It was a turning point, in fact. Before that conversation, although he’d excelled in science, he’d barely gotten by in his other classes because he just didn’t care about those subjects. But afterward, he started taking them seriously and getting better grades. Science remained first in his heart, though, and he teamed up with Victor and another teacher on science projects that they’d work on during class, after school, and on weekends.
Victor also encouraged him to participate in science fairs. Luis was skeptical about his chances, but he went on to win at the local, municipal, and regional levels for a project on the distribution of lichens — a barometer of pollution — in the western region of Puerto Rico.
It was too little too late, though. Although he also went on to do well on the college boards, his lackluster start to high school dragged his GPA down low enough that he wasn’t accepted to the University of Puerto Rico. Unfortunately, it was the University of Puerto Rico or nothing because his parents couldn’t afford to send him to a private school.

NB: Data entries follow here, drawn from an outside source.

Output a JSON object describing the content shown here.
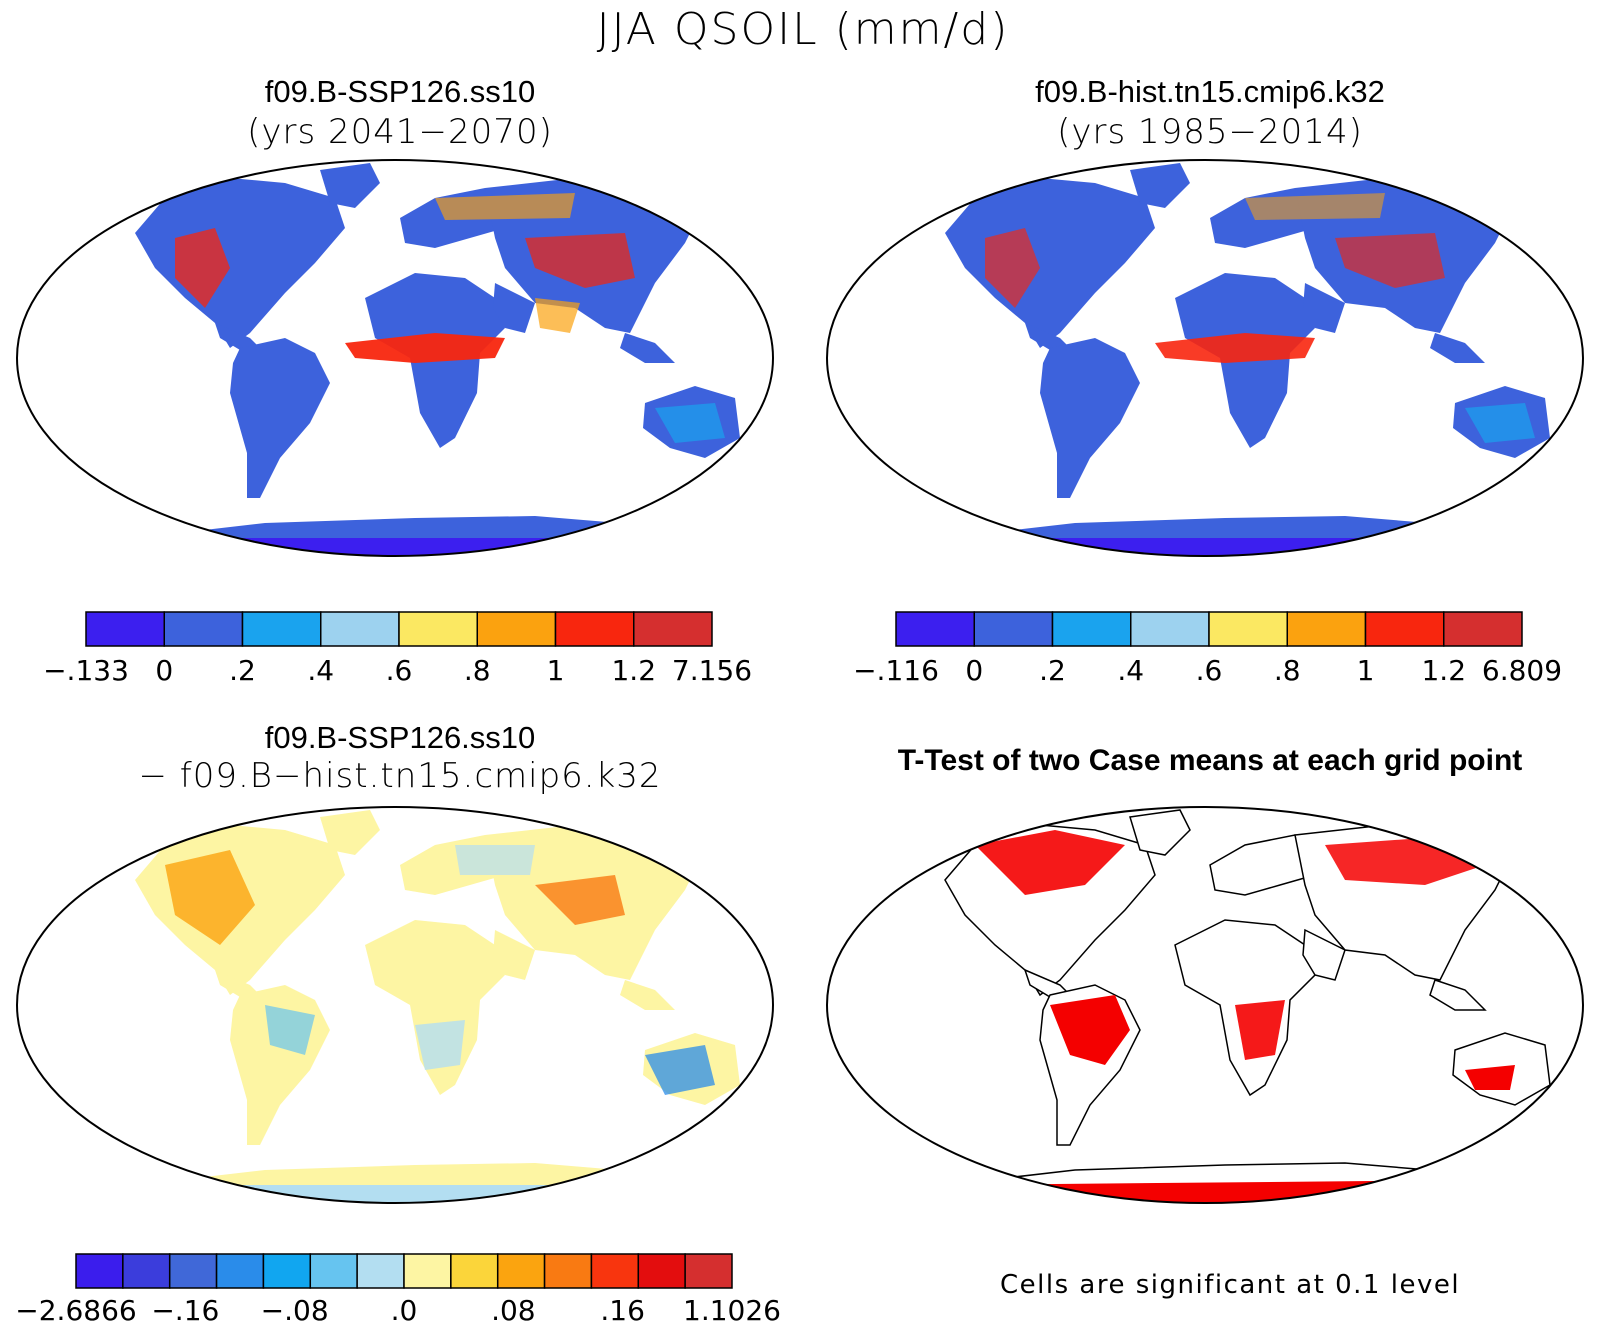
{
  "figure_title": "JJA QSOIL (mm/d)",
  "panels": [
    {
      "id": "ssp126",
      "title": "f09.B-SSP126.ss10",
      "subtitle": "(yrs 2041−2070)",
      "colorbar": {
        "colors": [
          "#3c1fef",
          "#3d62dc",
          "#1aa3ee",
          "#9dd2ef",
          "#fbe862",
          "#fba20f",
          "#f8260e",
          "#d52f2f"
        ],
        "labels": [
          "−.133",
          "0",
          ".2",
          ".4",
          ".6",
          ".8",
          "1",
          "1.2",
          "7.156"
        ]
      }
    },
    {
      "id": "hist",
      "title": "f09.B-hist.tn15.cmip6.k32",
      "subtitle": "(yrs 1985−2014)",
      "colorbar": {
        "colors": [
          "#3c1fef",
          "#3d62dc",
          "#1aa3ee",
          "#9dd2ef",
          "#fbe862",
          "#fba20f",
          "#f8260e",
          "#d52f2f"
        ],
        "labels": [
          "−.116",
          "0",
          ".2",
          ".4",
          ".6",
          ".8",
          "1",
          "1.2",
          "6.809"
        ]
      }
    },
    {
      "id": "diff",
      "title": "f09.B-SSP126.ss10",
      "subtitle": "− f09.B−hist.tn15.cmip6.k32",
      "colorbar": {
        "colors": [
          "#3b1ded",
          "#3b3ddc",
          "#4068d8",
          "#2a8cea",
          "#11a6f0",
          "#66c4f0",
          "#b3def1",
          "#fdf5a3",
          "#fbd53a",
          "#fba40f",
          "#f97a12",
          "#f8350e",
          "#e30d0e",
          "#d52f2f"
        ],
        "labels": [
          "−2.6866",
          "−.16",
          "−.08",
          ".0",
          ".08",
          ".16",
          "1.1026"
        ]
      }
    },
    {
      "id": "ttest",
      "title": "T-Test of two Case means at each grid point",
      "significance_color": "#f40000",
      "footnote": "Cells are significant at 0.1 level"
    }
  ]
}
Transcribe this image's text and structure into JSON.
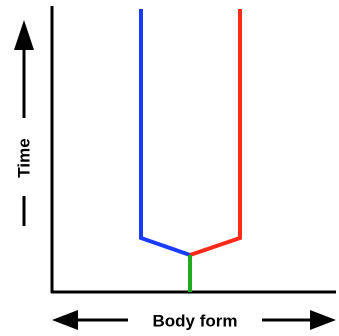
{
  "labels": {
    "y_axis": "Time",
    "x_axis": "Body form"
  },
  "colors": {
    "axis": "#000000",
    "ancestor_lineage": "#22aa22",
    "left_lineage": "#1a3cff",
    "right_lineage": "#ff2a1a",
    "background": "#ffffff"
  }
}
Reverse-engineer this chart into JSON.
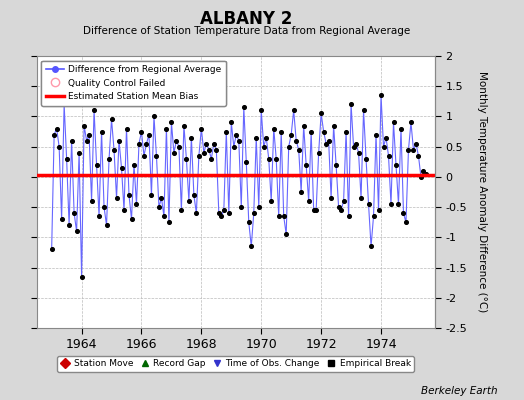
{
  "title": "ALBANY 2",
  "subtitle": "Difference of Station Temperature Data from Regional Average",
  "ylabel": "Monthly Temperature Anomaly Difference (°C)",
  "bias": 0.03,
  "xlim": [
    1962.5,
    1975.8
  ],
  "ylim": [
    -2.5,
    2.0
  ],
  "yticks": [
    -2.5,
    -2.0,
    -1.5,
    -1.0,
    -0.5,
    0.0,
    0.5,
    1.0,
    1.5,
    2.0
  ],
  "xticks": [
    1964,
    1966,
    1968,
    1970,
    1972,
    1974
  ],
  "background_color": "#d8d8d8",
  "plot_bg_color": "#ffffff",
  "line_color": "#6666ff",
  "marker_color": "#000000",
  "bias_color": "#ff0000",
  "credit": "Berkeley Earth",
  "months": [
    1963.0,
    1963.083,
    1963.167,
    1963.25,
    1963.333,
    1963.417,
    1963.5,
    1963.583,
    1963.667,
    1963.75,
    1963.833,
    1963.917,
    1964.0,
    1964.083,
    1964.167,
    1964.25,
    1964.333,
    1964.417,
    1964.5,
    1964.583,
    1964.667,
    1964.75,
    1964.833,
    1964.917,
    1965.0,
    1965.083,
    1965.167,
    1965.25,
    1965.333,
    1965.417,
    1965.5,
    1965.583,
    1965.667,
    1965.75,
    1965.833,
    1965.917,
    1966.0,
    1966.083,
    1966.167,
    1966.25,
    1966.333,
    1966.417,
    1966.5,
    1966.583,
    1966.667,
    1966.75,
    1966.833,
    1966.917,
    1967.0,
    1967.083,
    1967.167,
    1967.25,
    1967.333,
    1967.417,
    1967.5,
    1967.583,
    1967.667,
    1967.75,
    1967.833,
    1967.917,
    1968.0,
    1968.083,
    1968.167,
    1968.25,
    1968.333,
    1968.417,
    1968.5,
    1968.583,
    1968.667,
    1968.75,
    1968.833,
    1968.917,
    1969.0,
    1969.083,
    1969.167,
    1969.25,
    1969.333,
    1969.417,
    1969.5,
    1969.583,
    1969.667,
    1969.75,
    1969.833,
    1969.917,
    1970.0,
    1970.083,
    1970.167,
    1970.25,
    1970.333,
    1970.417,
    1970.5,
    1970.583,
    1970.667,
    1970.75,
    1970.833,
    1970.917,
    1971.0,
    1971.083,
    1971.167,
    1971.25,
    1971.333,
    1971.417,
    1971.5,
    1971.583,
    1971.667,
    1971.75,
    1971.833,
    1971.917,
    1972.0,
    1972.083,
    1972.167,
    1972.25,
    1972.333,
    1972.417,
    1972.5,
    1972.583,
    1972.667,
    1972.75,
    1972.833,
    1972.917,
    1973.0,
    1973.083,
    1973.167,
    1973.25,
    1973.333,
    1973.417,
    1973.5,
    1973.583,
    1973.667,
    1973.75,
    1973.833,
    1973.917,
    1974.0,
    1974.083,
    1974.167,
    1974.25,
    1974.333,
    1974.417,
    1974.5,
    1974.583,
    1974.667,
    1974.75,
    1974.833,
    1974.917,
    1975.0,
    1975.083,
    1975.167,
    1975.25,
    1975.333,
    1975.417,
    1975.5
  ],
  "values": [
    -1.2,
    0.7,
    0.8,
    0.5,
    -0.7,
    1.2,
    0.3,
    -0.8,
    0.6,
    -0.6,
    -0.9,
    0.4,
    -1.65,
    0.85,
    0.6,
    0.7,
    -0.4,
    1.1,
    0.2,
    -0.65,
    0.75,
    -0.5,
    -0.8,
    0.3,
    0.95,
    0.45,
    -0.35,
    0.6,
    0.15,
    -0.55,
    0.8,
    -0.3,
    -0.7,
    0.2,
    -0.45,
    0.55,
    0.75,
    0.35,
    0.55,
    0.7,
    -0.3,
    1.0,
    0.35,
    -0.5,
    -0.35,
    -0.65,
    0.8,
    -0.75,
    0.9,
    0.4,
    0.6,
    0.5,
    -0.55,
    0.85,
    0.3,
    -0.4,
    0.65,
    -0.3,
    -0.6,
    0.35,
    0.8,
    0.4,
    0.55,
    0.45,
    0.3,
    0.55,
    0.45,
    -0.6,
    -0.65,
    -0.55,
    0.75,
    -0.6,
    0.9,
    0.5,
    0.7,
    0.6,
    -0.5,
    1.15,
    0.25,
    -0.75,
    -1.15,
    -0.6,
    0.65,
    -0.5,
    1.1,
    0.5,
    0.65,
    0.3,
    -0.4,
    0.8,
    0.3,
    -0.65,
    0.75,
    -0.65,
    -0.95,
    0.5,
    0.7,
    1.1,
    0.6,
    0.45,
    -0.25,
    0.85,
    0.2,
    -0.4,
    0.75,
    -0.55,
    -0.55,
    0.4,
    1.05,
    0.75,
    0.55,
    0.6,
    -0.35,
    0.85,
    0.2,
    -0.5,
    -0.55,
    -0.4,
    0.75,
    -0.65,
    1.2,
    0.5,
    0.55,
    0.4,
    -0.35,
    1.1,
    0.3,
    -0.45,
    -1.15,
    -0.65,
    0.7,
    -0.55,
    1.35,
    0.5,
    0.65,
    0.35,
    -0.45,
    0.9,
    0.2,
    -0.45,
    0.8,
    -0.6,
    -0.75,
    0.45,
    0.9,
    0.45,
    0.55,
    0.35,
    0.0,
    0.1,
    0.05
  ]
}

Victor had instilled Luis with too much self-confidence to accept the verdict quietly, so he met with the university admissions director. She wasn’t budging, though.
“Honey, if you do not have the GPA, you cannot get in,” she told him.
As definitive as that sounded, Luis didn’t give up. When he saw the chancellor outside the admissions office, he asked for five minutes of his time.
“He was this huge, tall guy, and he put his arm around my shoulder and walked me to his office," says Luis. "We were standing around his conference table and I opened my small suitcase and started taking out the science awards and putting them on the table. I had the certificates framed and there were a couple of medals.
“It was very casual conversation, and he asked a lot of questions: ‘What is this award for? Can you tell me about your project?’
“When he had no more questions, I waited. ‘You know your work says more about you than your GPA,’ the chancellor finally said. ‘I’m going to give you a chance to come to the university.’
“I was about 10 feet tall,” Luis says. “We went to the admissions director, who told me I couldn’t get in, and he said, ‘I want this guy in,’ and he signed the paperwork right there.”
Luis graduated in 1992 with a bachelor of science degree and later received a master of science. Today, he works at Hopeworks, a nonprofit organization that provides education and training in technology and entrepreneurship. Its goal is to break the cycle of poverty and violence among youths in Camden, N.J. — one of America’s poorest cities and often cited as one of the most dangerous.
An expert in geographic information systems, Luis could be earning top dollar at a consultancy, but it’s more important to him to help youth.
“It’s a lot like what Victor did for me,” Luis told me. “His words of encouragement after a science test made me believe in myself. At Hopeworks, I’m helping young people understand their potential and helping them understand that they can do way more than they think they can do.”